I am programming a kNN algorithm and would like to know the following:

Tie-breaks:

  1. What happens if there is no clear winner in the majority voting? E.g. all k nearest neighbors are from different classes, or for k=4 there are 2 neighbors from class A and 2 neighbors from class B?
  2. What happens if it is not possible to determine exactly k nearest neighbors because there are more neighbors which have the same distance? E.g. for the list of distances (x1;2), (x2;3.5), (x3;4.8), (x4;4.8), (x5;4.8), (x6;9.2) it would not be possible to determine the k=3 or k=4 nearest neighbors, because the 3rd to 5th neighbors all have same distance.

Weights:

  1. I read it is good to weight the k-nearest neighbors before selecting the winning class. How does that work? I.e. how are the neighbors weighted and how is then the class determined?

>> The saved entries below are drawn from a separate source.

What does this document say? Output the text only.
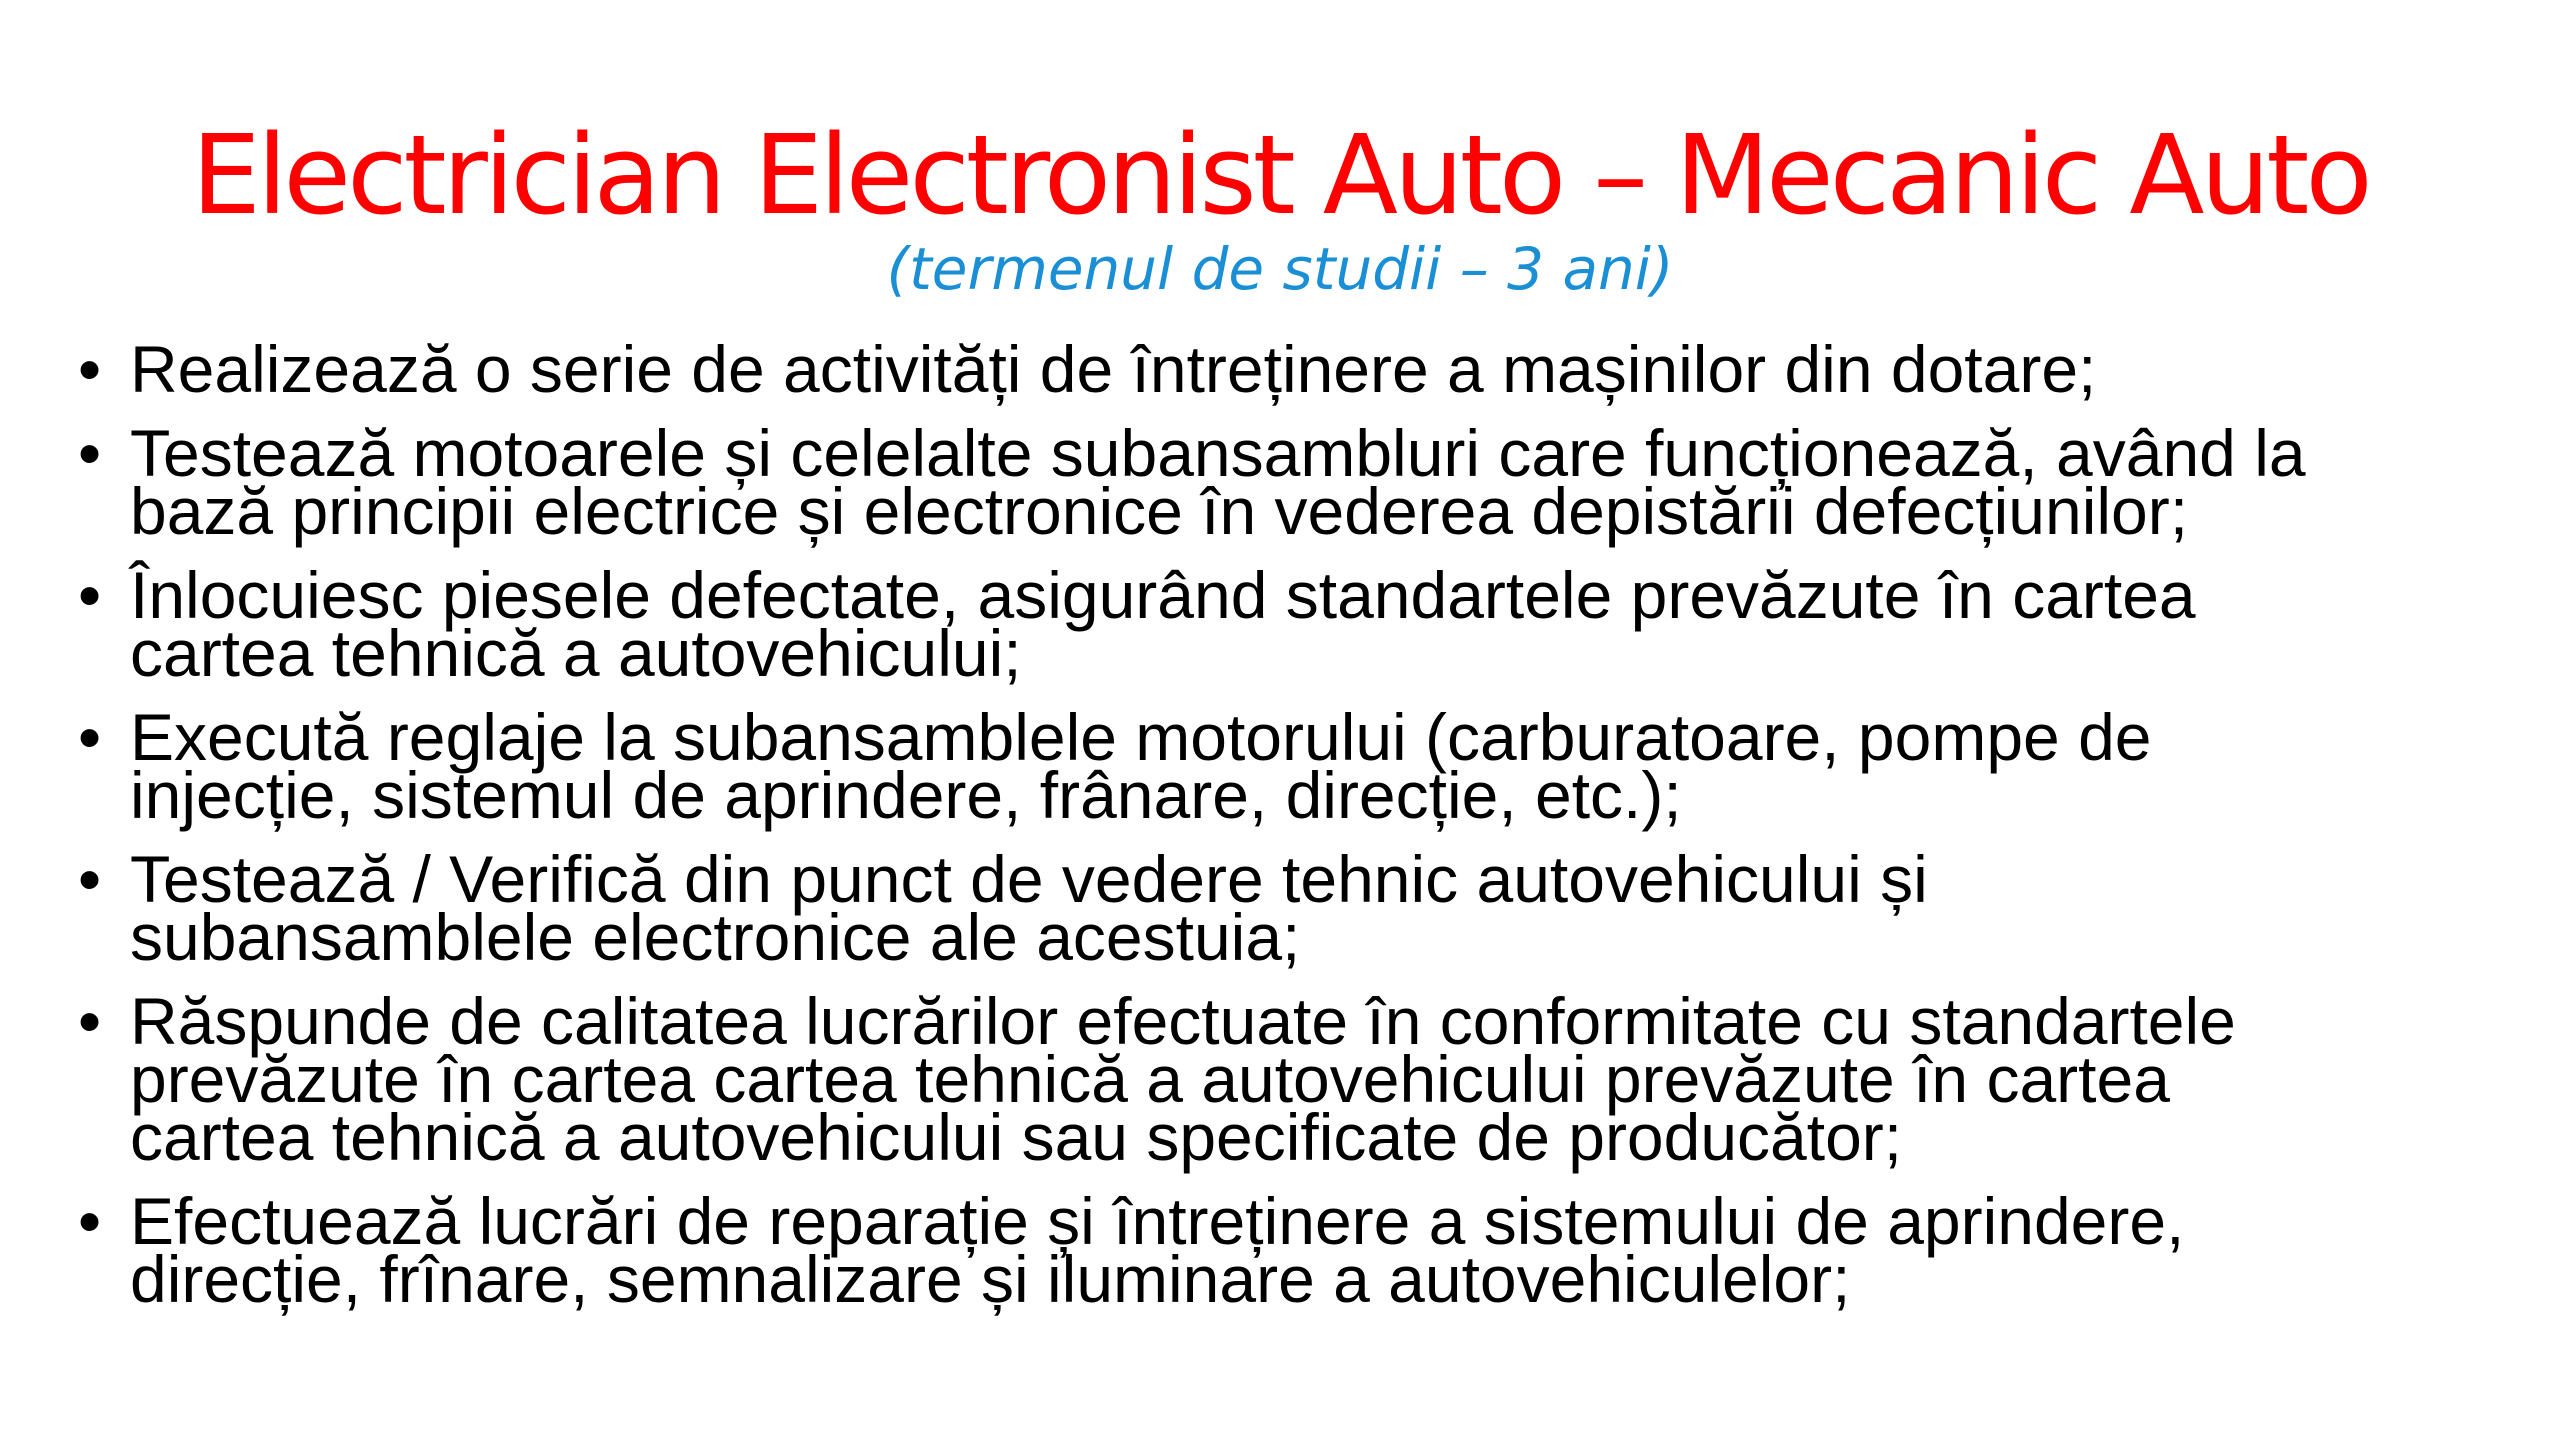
Electrician Electronist Auto – Mecanic Auto
(termenul de studii – 3 ani)
• Realizează o serie de activități de întreținere a mașinilor din dotare;
• Testează motoarele și celelalte subansambluri care funcționează, având la
bază principii electrice și electronice în vederea depistării defecțiunilor;
• Înlocuiesc piesele defectate, asigurând standartele prevăzute în cartea
cartea tehnică a autovehicului;
• Execută reglaje la subansamblele motorului (carburatoare, pompe de
injecție, sistemul de aprindere, frânare, direcție, etc.);
• Testează / Verifică din punct de vedere tehnic autovehicului și
subansamblele electronice ale acestuia;
• Răspunde de calitatea lucrărilor efectuate în conformitate cu standartele
prevăzute în cartea cartea tehnică a autovehicului prevăzute în cartea
cartea tehnică a autovehicului sau specificate de producător;
• Efectuează lucrări de reparație și întreținere a sistemului de aprindere,
direcție, frînare, semnalizare și iluminare a autovehiculelor;
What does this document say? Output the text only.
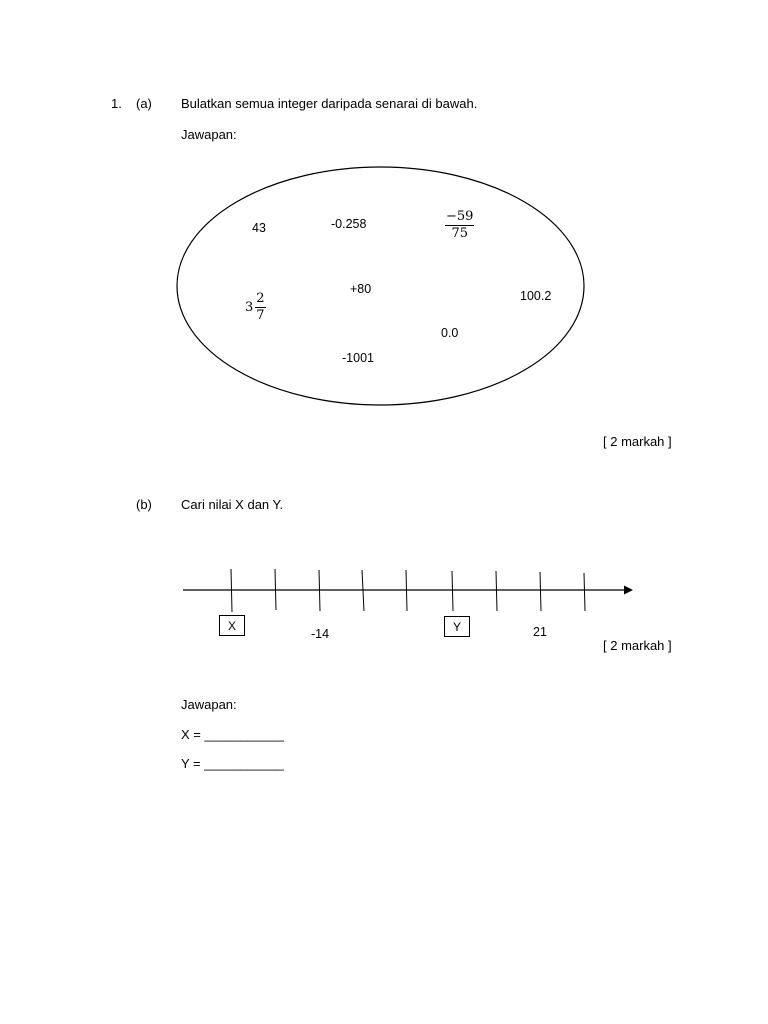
1. (a) Bulatkan semua integer daripada senarai di bawah.
Jawapan:
43	-0.258	$\frac{-59}{75}$
$3 \frac{2}{7}$
+80	100.2
0.0
-1001
[ 2 markah ]
(b) Cari nilai X dan Y.
X	Y
-14	21
[ 2 markah ]
Jawapan:
X = ___________
Y = ___________
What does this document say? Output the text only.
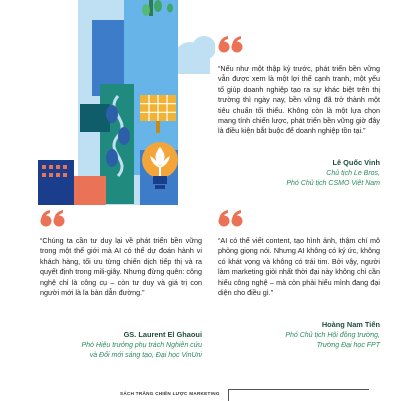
“Nếu như một thập kỷ trước, phát triển bền vững vẫn được xem là một lợi thế cạnh tranh, một yếu tố giúp doanh nghiệp tạo ra sự khác biệt trên thị trường thì ngày nay, bền vững đã trở thành một tiêu chuẩn tối thiểu. Không còn là một lựa chọn mang tính chiến lược, phát triển bền vững giờ đây là điều kiện bắt buộc để doanh nghiệp tồn tại.”

Lê Quốc Vinh

Chủ tịch Le Bros,

Phó Chủ tịch CSMO Việt Nam

“Chúng ta cần tư duy lại về phát triển bền vững trong một thế giới mà AI có thể dự đoán hành vi khách hàng, tối ưu từng chiến dịch tiếp thị và ra quyết định trong mili-giây. Nhưng đừng quên: công nghệ chỉ là công cụ – còn tư duy và giá trị con người mới là la bàn dẫn đường.”

GS. Laurent El Ghaoui

Phó Hiệu trưởng phụ trách Nghiên cứu

và Đổi mới sáng tạo, Đại học VinUni

“AI có thể viết content, tạo hình ảnh, thậm chí mô phỏng giọng nói. Nhưng AI không có ký ức, không có khát vọng và không có trái tim. Bởi vậy, người làm marketing giỏi nhất thời đại này không chỉ cần hiểu công nghệ – mà còn phải hiểu mình đang đại diện cho điều gì.”

Hoàng Nam Tiến

Phó Chủ tịch Hội đồng trường,

Trường Đại học FPT

SÁCH TRẮNG CHIẾN LƯỢC MARKETING
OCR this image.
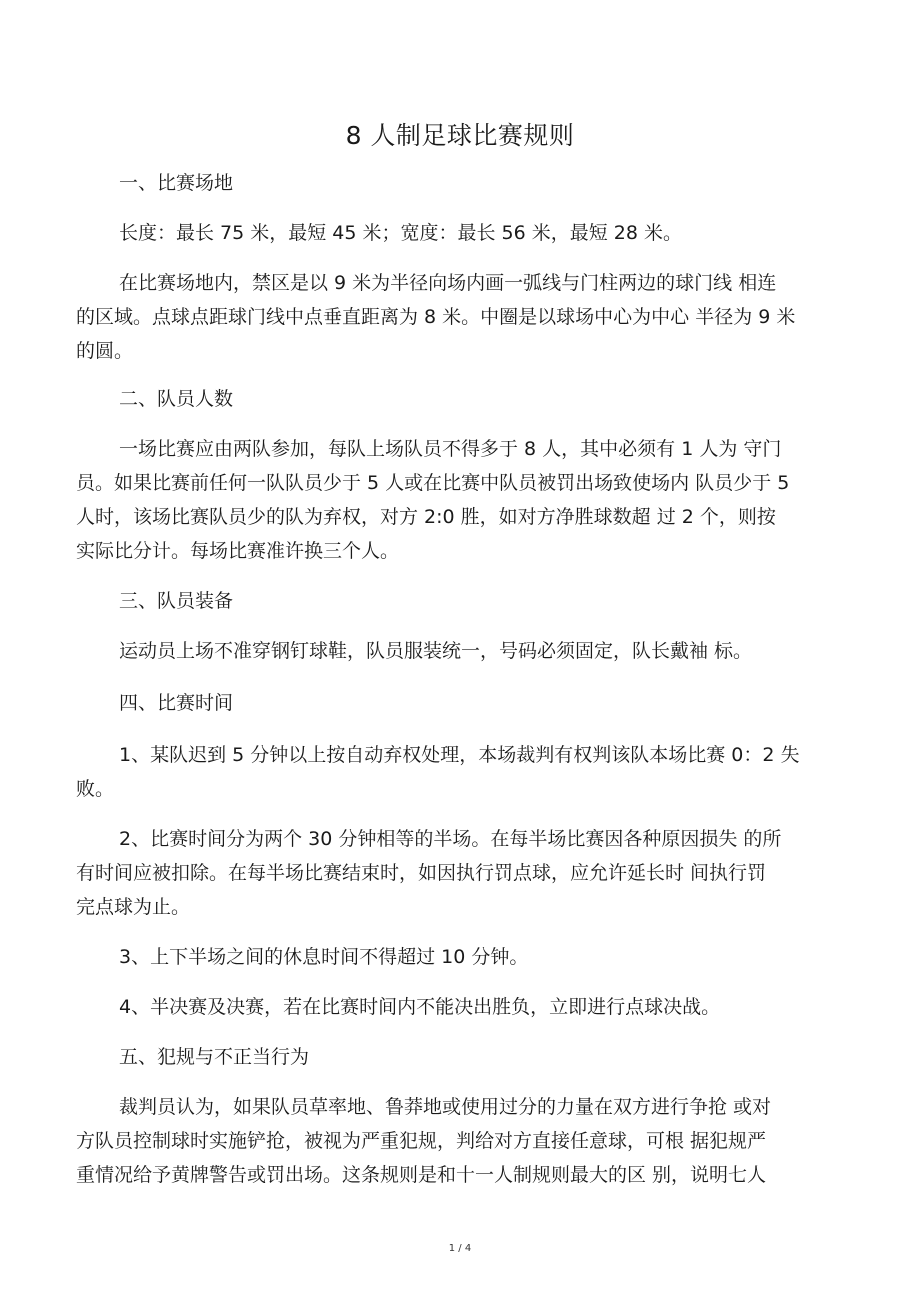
8 人制足球比赛规则
一、比赛场地
长度：最长 75 米，最短 45 米；宽度：最长 56 米，最短 28 米。
在比赛场地内，禁区是以 9 米为半径向场内画一弧线与门柱两边的球门线 相连
的区域。点球点距球门线中点垂直距离为 8 米。中圈是以球场中心为中心 半径为 9 米
的圆。
二、队员人数
一场比赛应由两队参加，每队上场队员不得多于 8 人，其中必须有 1 人为 守门
员。如果比赛前任何一队队员少于 5 人或在比赛中队员被罚出场致使场内 队员少于 5
人时，该场比赛队员少的队为弃权，对方 2:0 胜，如对方净胜球数超 过 2 个，则按
实际比分计。每场比赛准许换三个人。
三、队员装备
运动员上场不准穿钢钉球鞋，队员服装统一，号码必须固定，队长戴袖 标。
四、比赛时间
1、某队迟到 5 分钟以上按自动弃权处理，本场裁判有权判该队本场比赛 0：2 失
败。
2、比赛时间分为两个 30 分钟相等的半场。在每半场比赛因各种原因损失 的所
有时间应被扣除。在每半场比赛结束时，如因执行罚点球，应允许延长时 间执行罚
完点球为止。
3、上下半场之间的休息时间不得超过 10 分钟。
4、半决赛及决赛，若在比赛时间内不能决出胜负，立即进行点球决战。
五、犯规与不正当行为
裁判员认为，如果队员草率地、鲁莽地或使用过分的力量在双方进行争抢 或对
方队员控制球时实施铲抢，被视为严重犯规，判给对方直接任意球，可根 据犯规严
重情况给予黄牌警告或罚出场。这条规则是和十一人制规则最大的区 别，说明七人
1 / 4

Majority vote alternatives:

  1. Are there other rules/strategies to determine the winning class other than majority vote?

Best Answer

The ideal way to break a tie for a k nearest neighbor in my view would be to decrease k by 1 until you have broken the tie. This will always work regardless of the vote weighting scheme, since a tie is impossible when k = 1. If you were to increase k, pending your weighting scheme and number of categories, you would not be able to guarantee a tie break.